Selo francês 50 francos, 1959, comemorativo dos quatrocentos anos do Tratado dos PirineusSelo francês 50 francos, 1959, comemorativo dos quatrocentos anos do Tratado dos PirineusPor muitos séculos, os Reis de Aragão possuíram território ao norte dos Pirineus ( O Nome em Occitano. Clique aqui para saber mais sobre occitano. Pirenèus,  O Nome em catalão Pirineus,  O Nome em francês Pyrénées). Foi repetidamente atacado e por períodos mantidos por exércitos do lado francês dos Pirenéus. Luís XI tinha adquirido as terras de Roussillon e Cerdagne em 1462-63, mas foi novamente abandonado em 1493, por Carlos VIII, ao abrigo do Tratado de Barcelona. Em 1642 o Roussillon foi novamente apreendido, e Perpignan foi tomado, levando a mais disputas.

Depois de séculos de tingir e de sair a actual fronteira foi resolvida em 1659 por um tratado chamado Tratado dos Pirinéus, (assinado no Faisão Islandon no rio Bidasoa) que trouxe o Roussillon e trinta e três aldeias da Cerdagne sob a coroa francesa.

Se você olhar para um mapa do departamento Pyrénées-Orientales você vai notar que há um pequeno enclave rotulado Llivia com um marcador de fronteira nacional em torno dele – um pouco ao leste de Andorra.
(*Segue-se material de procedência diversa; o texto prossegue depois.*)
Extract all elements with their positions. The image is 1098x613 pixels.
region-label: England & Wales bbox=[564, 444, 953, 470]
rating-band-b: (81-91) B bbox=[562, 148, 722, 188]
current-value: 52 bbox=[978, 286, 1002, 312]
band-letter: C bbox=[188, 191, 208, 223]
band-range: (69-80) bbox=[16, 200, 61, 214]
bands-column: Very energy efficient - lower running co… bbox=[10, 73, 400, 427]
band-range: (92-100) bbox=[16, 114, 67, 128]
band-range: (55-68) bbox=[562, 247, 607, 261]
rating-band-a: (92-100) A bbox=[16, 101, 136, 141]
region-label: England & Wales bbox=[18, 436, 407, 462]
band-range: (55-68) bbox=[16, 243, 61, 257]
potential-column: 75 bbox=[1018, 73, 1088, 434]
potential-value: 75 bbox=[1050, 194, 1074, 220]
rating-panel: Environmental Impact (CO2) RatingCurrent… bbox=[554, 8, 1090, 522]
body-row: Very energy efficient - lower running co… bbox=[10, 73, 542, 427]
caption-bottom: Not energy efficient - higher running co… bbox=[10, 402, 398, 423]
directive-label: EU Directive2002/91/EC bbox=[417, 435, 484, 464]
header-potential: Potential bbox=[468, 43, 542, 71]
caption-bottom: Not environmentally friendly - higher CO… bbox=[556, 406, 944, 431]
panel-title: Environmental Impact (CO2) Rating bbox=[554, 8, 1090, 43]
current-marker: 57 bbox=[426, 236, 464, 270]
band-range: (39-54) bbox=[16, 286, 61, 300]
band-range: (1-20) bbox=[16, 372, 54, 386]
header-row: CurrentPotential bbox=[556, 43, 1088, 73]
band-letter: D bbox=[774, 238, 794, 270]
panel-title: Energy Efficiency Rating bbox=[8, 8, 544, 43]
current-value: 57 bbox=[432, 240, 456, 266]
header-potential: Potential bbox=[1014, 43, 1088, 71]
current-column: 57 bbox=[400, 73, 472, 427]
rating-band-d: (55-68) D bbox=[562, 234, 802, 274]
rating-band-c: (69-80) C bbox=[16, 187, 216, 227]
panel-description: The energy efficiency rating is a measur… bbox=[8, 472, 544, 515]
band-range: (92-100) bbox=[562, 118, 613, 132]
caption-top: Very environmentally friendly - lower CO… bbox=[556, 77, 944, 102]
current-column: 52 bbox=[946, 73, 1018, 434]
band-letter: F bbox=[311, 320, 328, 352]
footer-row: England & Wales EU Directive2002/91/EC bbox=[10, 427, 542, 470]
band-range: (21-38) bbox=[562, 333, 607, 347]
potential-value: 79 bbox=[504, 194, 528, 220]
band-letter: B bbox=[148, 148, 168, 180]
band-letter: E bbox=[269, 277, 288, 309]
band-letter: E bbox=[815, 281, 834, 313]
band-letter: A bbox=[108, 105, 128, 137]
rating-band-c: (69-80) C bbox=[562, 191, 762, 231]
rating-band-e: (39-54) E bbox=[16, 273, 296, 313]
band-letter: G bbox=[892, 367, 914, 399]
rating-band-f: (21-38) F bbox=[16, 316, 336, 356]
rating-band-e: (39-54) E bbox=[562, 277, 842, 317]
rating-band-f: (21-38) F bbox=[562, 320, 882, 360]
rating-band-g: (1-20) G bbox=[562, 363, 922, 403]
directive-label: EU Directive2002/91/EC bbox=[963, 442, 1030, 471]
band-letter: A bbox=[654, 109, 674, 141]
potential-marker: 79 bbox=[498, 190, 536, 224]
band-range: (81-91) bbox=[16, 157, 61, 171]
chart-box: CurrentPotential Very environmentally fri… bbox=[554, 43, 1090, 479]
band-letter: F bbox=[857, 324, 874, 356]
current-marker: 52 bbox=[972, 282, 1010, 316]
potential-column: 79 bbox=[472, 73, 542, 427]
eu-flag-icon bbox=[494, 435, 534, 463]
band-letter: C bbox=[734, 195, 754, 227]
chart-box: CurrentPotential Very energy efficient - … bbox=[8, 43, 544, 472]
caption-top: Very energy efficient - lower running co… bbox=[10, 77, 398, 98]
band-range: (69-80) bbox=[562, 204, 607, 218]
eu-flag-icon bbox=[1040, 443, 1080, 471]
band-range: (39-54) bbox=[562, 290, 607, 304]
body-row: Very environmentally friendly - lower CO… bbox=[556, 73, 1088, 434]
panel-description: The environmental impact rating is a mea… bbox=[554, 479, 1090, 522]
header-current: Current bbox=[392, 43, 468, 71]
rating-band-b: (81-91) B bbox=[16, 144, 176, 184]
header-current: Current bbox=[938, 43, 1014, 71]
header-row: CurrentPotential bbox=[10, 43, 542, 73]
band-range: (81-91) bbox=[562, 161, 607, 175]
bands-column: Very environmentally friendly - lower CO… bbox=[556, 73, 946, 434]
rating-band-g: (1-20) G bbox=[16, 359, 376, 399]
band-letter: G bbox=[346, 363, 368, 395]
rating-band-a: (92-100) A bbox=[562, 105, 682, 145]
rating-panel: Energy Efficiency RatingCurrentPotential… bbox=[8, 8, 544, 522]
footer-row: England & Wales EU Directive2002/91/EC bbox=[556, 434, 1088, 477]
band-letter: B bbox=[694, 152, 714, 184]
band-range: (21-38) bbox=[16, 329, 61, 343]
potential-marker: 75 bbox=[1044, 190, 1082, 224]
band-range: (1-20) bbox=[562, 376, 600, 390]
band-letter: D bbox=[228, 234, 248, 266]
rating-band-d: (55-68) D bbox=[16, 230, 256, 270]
Isto não é um erro, pelo menos não por parte do cartógrafo. A história é que o tratado incluía todas as aldeias a serem transferidas para Espanha, mas alguém negligenciou a inclusão de uma cidade na área – Llivia. Então foi que esta cidade ainda está na Espanha. Isto não é apenas um detalhe técnico – a língua, as escolas, o correio, a polícia, até mesmo a comida, ainda é espanhola. Antes da introdução do Euro, a moeda aqui era a paseta espanhola. Sempre que as relações diplomáticas entre a França e a Espanha se tornam tensas, as fronteiras são defendidas como qualquer outra fronteira nacional.

Cardinal Mazarin Conclui a Paz dos Pirinéus 1659
Cardinal Mazarin Conclui a Paz dos Pirinéus 1659 Giclee Print
Swebach, Jacques…

Como resultado do tratado as antigas defesas de fronteira, Carcassonne e os “cinco filhos de Carcassone” (os castelos de Aguila, Peyrepertuse, Queribus, Puilaurens e Termes) foram desprezados ou deixados a decompor-se.

O Tratado levou o rei, Luís XIV, a encarregar um engenheiro miltario de construir novas defesas de fronteira. O trabalho não foi assumido por de Vauban, um engenheiro de génio, cujo trabalho é tão impressionante hoje como quando foi construído. Para ver alguns exemplos do seu trabalho no Languedoc-Roussillon, clique aqui.